What is the shortest route from T2 transit corridor to the Adani lounge (exact level + nearest gate/landmark reference)?

The shortest route depends on which Adani lounge variant you mean, because “Adani Lounge” exists in multiple zones split by level and wing. The fastest common target from the international departures transit side is Adani Lounge East on Level 4 near Gates 45/46.

From the international departures concourse, stay airside and follow lounge signage toward the East wing, keeping Gates 45/46 as your gate-number anchor. The Adani Lounge East entry sits on Level 4 with the nearest easy landmark being McDonald’s beside the lounge area. If you are in the domestic departures zone instead, the closest Adani option is the domestic lounge on Level 3 near Gate 44, and trying to “go up to Level 4” from the domestic side can run you into zone barriers and checkpoints.

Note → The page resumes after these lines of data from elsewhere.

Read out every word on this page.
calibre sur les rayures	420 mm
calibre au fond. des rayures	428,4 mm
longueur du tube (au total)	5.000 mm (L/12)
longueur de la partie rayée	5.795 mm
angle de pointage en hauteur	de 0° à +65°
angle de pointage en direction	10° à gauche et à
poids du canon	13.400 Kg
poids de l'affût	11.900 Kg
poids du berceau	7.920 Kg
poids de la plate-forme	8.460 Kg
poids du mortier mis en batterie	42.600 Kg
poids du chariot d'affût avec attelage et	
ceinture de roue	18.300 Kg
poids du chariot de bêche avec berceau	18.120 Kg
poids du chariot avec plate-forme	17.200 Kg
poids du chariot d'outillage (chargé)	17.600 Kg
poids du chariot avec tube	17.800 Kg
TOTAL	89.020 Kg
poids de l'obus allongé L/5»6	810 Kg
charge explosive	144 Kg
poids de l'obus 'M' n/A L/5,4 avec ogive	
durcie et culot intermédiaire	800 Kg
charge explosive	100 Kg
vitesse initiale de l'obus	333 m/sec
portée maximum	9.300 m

For late-night arrivals, where is the best-lit, clearly signed path from T2 Arrivals to the correct terminal-transfer option (coach stand vs pickup bay) to avoid dead ends?

Staying inside Terminal 2 and descending to Level 1 (P4 Ground Transportation) is the best-lit, most consistently signed late-night path to terminal transfer options. The late-night dead end is exiting to the Level 2 Arrivals curb and then getting stranded on dark vehicle ramps without a clean re-entry path.

From the Level 2 Arrivals Hall, use the main exit door banks as your anchor, but stop at the signage cluster before the doors and follow “P4” and “Inter-Terminal Coach” arrows to the central escalators/elevators. Descend to Level 1 and keep the “P4” identifier in view until you reach the inter-terminal coach counter/queue (for Terminal 1 transfers) or the prepaid taxi and ride-hail bay markers (for pickup). P4 stays staffed and well-lit 24/7, which is why the map-safe rule is “Level 1 first, curb later.”